In early trading, the S&P/TSX composite index was down 13 points, or 0.1 per cent, at 12,821. Both oil and gold prices were little changed, helping to maintain a steady tone.
Shares in Research In Motion Ltd. were up about 6 per cent. AT&T announced today that it will sell the new Z10 BlackBerry 10 smartphone model starting Tuesday for $199.99 (U.S.), with shipments to begin March 22.
The Dow Jones industrial average - which had closed at record highs for four consecutive days - was down 14 points, or 0.1 per cent, at 14,383. The S&P 500, less than 1 per cent away from its all-time high, was down 3 points, or 0.2 per cent, at 1,548.
In Asia overnight, Chinese stocks were down 0.3 per cent as the country released data showing a rise in inflation to 3.2 per cent in February from a year earlier, the highest bump since April of last year.
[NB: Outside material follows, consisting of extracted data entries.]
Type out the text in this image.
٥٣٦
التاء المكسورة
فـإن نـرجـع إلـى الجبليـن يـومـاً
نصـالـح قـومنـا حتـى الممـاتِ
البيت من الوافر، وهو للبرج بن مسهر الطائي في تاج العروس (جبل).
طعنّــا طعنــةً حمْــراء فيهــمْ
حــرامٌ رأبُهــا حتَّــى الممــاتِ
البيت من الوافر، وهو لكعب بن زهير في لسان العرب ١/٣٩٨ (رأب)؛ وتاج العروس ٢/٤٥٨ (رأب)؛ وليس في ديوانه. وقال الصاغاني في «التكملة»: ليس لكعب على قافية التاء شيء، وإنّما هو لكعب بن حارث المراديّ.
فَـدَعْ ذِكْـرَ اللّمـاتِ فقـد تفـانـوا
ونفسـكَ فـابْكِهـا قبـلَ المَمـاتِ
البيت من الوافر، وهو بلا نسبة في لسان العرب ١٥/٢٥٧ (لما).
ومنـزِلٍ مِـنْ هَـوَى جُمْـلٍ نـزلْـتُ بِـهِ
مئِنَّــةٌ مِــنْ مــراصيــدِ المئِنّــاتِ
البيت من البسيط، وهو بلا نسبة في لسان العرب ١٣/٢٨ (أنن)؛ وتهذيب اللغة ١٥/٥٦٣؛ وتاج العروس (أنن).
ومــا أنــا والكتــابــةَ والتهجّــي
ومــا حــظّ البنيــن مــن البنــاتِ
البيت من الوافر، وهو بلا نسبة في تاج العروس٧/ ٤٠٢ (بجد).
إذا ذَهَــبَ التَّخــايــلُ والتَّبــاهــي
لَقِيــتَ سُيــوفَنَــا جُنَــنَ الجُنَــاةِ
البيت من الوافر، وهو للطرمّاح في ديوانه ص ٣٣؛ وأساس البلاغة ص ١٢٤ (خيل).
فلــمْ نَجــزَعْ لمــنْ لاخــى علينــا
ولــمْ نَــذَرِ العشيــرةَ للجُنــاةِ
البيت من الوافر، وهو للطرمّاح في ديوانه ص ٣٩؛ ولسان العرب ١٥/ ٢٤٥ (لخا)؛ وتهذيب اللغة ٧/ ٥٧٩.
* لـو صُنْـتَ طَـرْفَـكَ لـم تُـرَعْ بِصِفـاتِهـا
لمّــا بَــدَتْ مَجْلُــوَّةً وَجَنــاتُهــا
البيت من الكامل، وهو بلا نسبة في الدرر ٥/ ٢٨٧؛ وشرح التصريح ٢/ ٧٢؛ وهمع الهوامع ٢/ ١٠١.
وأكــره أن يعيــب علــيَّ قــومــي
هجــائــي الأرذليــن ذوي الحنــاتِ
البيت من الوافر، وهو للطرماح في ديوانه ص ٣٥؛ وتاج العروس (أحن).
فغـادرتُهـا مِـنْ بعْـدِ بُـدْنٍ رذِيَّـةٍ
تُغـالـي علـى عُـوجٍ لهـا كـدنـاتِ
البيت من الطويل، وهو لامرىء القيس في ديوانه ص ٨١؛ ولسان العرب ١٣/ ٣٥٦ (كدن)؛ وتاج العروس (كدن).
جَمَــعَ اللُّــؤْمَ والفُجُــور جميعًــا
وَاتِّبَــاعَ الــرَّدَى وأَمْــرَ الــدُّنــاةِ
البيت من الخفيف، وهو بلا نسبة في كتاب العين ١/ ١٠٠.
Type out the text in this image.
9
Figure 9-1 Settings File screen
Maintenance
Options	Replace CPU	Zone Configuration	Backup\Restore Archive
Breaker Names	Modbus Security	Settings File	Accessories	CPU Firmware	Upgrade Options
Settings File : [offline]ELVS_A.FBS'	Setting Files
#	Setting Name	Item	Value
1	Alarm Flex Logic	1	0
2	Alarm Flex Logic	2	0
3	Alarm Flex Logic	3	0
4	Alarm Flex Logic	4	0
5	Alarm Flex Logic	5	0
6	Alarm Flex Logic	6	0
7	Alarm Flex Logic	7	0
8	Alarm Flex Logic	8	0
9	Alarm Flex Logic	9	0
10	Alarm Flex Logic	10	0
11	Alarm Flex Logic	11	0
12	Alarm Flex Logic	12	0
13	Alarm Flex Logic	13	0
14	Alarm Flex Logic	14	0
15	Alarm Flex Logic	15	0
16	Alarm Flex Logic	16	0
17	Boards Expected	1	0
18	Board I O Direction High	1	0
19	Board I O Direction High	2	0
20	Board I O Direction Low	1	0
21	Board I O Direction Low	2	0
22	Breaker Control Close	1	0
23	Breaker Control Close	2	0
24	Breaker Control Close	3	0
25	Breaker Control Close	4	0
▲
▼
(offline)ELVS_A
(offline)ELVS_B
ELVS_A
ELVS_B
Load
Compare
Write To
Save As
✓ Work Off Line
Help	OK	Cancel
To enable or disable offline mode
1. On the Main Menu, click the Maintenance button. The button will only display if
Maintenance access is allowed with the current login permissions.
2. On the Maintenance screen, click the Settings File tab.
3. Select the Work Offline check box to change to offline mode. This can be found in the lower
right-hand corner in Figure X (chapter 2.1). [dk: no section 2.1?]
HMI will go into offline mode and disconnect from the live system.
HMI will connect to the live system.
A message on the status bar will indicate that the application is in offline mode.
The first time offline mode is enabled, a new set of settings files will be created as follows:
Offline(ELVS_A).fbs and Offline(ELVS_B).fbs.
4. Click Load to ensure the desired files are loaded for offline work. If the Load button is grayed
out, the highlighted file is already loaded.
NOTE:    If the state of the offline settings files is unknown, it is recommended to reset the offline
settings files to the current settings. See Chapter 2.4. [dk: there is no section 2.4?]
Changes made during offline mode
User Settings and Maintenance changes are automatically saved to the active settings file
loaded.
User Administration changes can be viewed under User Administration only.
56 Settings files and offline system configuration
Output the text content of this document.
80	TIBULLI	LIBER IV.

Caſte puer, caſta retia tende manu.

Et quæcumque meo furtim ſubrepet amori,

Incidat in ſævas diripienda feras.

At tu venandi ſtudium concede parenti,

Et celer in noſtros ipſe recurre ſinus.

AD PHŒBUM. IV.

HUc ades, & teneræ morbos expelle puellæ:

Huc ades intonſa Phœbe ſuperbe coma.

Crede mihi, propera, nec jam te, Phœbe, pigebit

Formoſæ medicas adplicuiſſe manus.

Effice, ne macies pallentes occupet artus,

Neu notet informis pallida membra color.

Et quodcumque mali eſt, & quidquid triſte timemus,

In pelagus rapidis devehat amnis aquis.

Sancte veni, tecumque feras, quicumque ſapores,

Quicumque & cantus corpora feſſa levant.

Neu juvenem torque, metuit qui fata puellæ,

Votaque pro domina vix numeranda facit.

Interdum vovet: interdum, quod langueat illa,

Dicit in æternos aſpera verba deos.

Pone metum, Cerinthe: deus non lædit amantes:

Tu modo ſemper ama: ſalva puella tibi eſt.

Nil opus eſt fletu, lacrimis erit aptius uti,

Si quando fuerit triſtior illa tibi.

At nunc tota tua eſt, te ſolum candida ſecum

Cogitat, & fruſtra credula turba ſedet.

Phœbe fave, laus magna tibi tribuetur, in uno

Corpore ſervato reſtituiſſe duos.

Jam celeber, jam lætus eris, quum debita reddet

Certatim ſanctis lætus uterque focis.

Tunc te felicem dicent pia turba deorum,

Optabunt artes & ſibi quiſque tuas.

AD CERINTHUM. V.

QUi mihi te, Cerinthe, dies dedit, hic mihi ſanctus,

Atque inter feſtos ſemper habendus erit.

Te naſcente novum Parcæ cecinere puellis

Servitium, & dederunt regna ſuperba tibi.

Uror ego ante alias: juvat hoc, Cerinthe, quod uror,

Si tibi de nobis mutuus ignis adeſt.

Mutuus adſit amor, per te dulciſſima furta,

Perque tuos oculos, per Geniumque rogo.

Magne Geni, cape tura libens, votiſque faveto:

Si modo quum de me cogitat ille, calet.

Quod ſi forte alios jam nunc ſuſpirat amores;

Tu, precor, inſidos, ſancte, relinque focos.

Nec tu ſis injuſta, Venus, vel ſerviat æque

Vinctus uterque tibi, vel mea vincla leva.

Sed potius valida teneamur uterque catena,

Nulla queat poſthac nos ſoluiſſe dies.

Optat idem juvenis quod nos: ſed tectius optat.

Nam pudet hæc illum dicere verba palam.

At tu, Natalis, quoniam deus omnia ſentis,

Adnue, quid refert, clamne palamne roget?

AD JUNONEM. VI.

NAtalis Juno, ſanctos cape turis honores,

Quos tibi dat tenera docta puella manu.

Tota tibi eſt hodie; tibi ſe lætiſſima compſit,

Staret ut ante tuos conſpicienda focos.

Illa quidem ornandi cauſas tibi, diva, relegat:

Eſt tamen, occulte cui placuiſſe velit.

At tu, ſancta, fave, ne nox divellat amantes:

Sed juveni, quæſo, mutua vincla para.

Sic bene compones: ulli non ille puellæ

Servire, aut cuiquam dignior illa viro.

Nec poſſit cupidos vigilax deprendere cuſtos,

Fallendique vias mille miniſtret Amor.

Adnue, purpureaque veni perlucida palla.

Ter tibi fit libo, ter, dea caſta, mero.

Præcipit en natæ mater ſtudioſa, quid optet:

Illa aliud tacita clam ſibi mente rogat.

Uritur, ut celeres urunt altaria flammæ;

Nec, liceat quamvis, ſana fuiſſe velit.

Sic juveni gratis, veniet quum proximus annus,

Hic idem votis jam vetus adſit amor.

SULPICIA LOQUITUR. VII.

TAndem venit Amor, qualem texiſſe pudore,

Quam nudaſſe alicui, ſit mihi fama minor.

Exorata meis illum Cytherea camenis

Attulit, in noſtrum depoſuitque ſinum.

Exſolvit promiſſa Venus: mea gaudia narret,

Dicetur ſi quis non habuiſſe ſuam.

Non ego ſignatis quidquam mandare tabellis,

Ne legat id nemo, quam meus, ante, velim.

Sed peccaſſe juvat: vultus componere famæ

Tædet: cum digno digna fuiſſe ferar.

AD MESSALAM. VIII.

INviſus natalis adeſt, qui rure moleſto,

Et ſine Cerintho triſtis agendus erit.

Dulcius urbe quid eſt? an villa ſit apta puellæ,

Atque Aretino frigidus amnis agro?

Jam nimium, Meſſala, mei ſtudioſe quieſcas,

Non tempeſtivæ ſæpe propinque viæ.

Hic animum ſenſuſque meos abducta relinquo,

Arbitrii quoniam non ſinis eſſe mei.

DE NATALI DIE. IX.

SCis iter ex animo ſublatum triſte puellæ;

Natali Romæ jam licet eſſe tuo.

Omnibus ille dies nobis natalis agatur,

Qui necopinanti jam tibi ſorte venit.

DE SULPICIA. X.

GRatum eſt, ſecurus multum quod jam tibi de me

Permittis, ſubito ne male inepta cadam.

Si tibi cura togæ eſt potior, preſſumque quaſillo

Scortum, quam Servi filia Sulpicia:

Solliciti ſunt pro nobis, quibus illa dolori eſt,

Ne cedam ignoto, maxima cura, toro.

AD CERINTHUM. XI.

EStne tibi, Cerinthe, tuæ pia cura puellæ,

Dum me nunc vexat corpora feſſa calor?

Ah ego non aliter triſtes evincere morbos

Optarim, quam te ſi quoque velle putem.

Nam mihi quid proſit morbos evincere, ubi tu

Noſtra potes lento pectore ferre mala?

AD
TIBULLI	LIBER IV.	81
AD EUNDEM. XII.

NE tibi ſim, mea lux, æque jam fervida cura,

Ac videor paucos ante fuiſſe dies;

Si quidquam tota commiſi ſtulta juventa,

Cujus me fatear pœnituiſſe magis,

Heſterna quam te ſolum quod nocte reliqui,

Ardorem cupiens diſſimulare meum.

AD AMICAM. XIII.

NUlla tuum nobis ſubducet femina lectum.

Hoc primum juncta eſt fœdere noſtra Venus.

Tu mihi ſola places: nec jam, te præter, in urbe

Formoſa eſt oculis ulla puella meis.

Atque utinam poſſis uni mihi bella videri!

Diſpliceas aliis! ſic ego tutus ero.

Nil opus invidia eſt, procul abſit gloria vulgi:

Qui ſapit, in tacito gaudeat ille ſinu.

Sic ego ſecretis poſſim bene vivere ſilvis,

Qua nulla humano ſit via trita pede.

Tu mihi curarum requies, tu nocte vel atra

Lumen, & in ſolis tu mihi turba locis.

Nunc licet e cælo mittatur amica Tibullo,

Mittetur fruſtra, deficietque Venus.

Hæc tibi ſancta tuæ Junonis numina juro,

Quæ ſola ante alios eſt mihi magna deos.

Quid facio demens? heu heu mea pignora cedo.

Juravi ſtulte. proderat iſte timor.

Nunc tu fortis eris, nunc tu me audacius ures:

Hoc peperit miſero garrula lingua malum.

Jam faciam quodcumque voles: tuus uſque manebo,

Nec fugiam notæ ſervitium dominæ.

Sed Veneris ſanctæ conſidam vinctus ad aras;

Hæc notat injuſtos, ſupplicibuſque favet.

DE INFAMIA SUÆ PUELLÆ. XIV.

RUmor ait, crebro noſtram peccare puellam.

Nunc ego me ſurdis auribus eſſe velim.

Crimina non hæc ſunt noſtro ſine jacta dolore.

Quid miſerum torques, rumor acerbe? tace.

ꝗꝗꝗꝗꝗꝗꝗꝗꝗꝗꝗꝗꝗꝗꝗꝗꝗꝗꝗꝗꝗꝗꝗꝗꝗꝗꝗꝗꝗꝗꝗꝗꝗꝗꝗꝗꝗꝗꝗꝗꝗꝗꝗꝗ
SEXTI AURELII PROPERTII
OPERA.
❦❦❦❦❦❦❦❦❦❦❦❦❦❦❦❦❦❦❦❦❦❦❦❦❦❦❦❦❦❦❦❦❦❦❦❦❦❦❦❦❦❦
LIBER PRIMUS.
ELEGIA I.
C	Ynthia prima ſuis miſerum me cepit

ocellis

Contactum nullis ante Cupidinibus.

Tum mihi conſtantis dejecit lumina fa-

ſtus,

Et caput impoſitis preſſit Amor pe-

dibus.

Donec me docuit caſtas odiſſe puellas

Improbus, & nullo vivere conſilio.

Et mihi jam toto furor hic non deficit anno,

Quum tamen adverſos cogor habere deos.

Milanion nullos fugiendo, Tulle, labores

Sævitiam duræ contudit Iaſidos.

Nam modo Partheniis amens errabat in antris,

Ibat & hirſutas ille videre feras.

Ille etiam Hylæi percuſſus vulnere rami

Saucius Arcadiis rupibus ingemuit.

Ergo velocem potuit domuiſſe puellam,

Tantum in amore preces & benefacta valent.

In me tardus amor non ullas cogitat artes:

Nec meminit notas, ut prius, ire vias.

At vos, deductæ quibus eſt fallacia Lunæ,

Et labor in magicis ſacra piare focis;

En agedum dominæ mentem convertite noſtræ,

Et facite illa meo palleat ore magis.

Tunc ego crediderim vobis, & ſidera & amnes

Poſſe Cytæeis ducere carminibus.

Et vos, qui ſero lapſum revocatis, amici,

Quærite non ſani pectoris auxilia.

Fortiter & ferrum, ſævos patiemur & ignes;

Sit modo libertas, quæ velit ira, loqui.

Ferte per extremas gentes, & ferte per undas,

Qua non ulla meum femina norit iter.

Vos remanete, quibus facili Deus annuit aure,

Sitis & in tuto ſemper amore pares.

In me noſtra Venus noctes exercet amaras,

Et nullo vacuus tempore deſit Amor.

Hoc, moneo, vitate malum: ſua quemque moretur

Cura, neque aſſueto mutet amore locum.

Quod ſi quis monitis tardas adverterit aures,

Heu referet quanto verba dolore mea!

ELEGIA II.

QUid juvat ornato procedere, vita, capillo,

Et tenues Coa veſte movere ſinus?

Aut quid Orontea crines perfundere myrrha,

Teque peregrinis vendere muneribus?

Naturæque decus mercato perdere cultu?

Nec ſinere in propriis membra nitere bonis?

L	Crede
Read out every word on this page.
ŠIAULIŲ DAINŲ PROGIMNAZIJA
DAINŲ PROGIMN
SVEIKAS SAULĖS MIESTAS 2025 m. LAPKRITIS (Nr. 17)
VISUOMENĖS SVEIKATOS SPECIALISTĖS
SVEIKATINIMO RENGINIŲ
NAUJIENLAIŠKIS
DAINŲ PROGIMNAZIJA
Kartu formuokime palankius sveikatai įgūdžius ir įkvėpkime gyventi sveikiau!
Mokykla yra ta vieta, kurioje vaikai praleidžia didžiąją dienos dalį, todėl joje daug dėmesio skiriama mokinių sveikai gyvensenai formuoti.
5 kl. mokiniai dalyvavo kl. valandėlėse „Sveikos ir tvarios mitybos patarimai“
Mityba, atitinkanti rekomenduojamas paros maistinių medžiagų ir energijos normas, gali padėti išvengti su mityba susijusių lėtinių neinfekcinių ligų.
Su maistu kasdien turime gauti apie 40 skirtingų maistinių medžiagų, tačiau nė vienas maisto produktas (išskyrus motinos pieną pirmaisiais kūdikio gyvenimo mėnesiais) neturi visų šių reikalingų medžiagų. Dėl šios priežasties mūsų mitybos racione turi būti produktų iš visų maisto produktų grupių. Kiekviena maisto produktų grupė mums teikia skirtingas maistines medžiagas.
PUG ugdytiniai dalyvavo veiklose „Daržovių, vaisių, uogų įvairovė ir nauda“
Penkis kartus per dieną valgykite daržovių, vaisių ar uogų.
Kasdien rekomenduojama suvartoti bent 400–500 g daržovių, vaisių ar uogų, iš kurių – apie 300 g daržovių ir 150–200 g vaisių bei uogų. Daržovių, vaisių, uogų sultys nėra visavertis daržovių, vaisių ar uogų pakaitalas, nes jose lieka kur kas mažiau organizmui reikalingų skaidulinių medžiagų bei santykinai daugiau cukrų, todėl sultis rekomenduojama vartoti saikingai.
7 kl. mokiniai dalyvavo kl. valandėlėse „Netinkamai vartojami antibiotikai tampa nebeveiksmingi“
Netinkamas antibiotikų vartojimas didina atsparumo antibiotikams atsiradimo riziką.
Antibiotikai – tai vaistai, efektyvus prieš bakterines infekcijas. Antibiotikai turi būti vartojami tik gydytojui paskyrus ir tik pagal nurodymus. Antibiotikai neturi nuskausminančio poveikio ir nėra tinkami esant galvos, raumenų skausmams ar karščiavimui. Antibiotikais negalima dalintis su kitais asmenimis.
The rise from inflation of 2 per cent in January was likely tied to a short-term increase in prices during the Lunar New Year holiday. Meanwhile, industrial production in China grew 9.9 per cent in January and February, slowing from a 10.3-per-cent gain in December. Year-over-year retail sales during that two-month period also slowed to 12.3 per cent from 15.2 per cent in December.
European stocks this morning are mostly lower, but not by much, and London's FTSE 100 is bucking the trend, up 0.2 per cent. Italy's FTSE MIB index is particularly under pressure, down 0.5 per cent. Late Friday, there was a reminder about how precarious Italy's governing situation has become after Fitch Ratings cut the country's credit rating one notch to triple-B-plus. Italian bond yields edged higher in the wake of the downgrade, an action that was tied to the country's inconclusive elections last month.
Here in North American, the focus is turning back to fiscal battles in Washington. Automatic spending cuts are taking hold in the U.S. after the Democrats and Republicans failed to reach a budget deal at the start of this month. Economists warn U.S. gross domestic product growth will be under pressure later this year if the spending cuts stay in place.
Officials from the House and Senate budget committees this week will release proposals that are aimed at averting a partial shutdown of the government by March 27. Right now, it appears acrimonious negotiations lie ahead, a recipe for market instability.
In other stock moves this morning, Dell Inc. shares were up 0.7 per cent after Carl Icahn said he entered into a confidentiality agreement with the computer maker. This came less than a week after the activist investor joined a growing chorus of opposition to co-founder Michael Dell’s plan to take the firm private.
Genworth Financial Inc. shares were up nearly 7 per cent after Barron's this weekend ran a bullish story on the company titled "Why genworth will finally reward investors."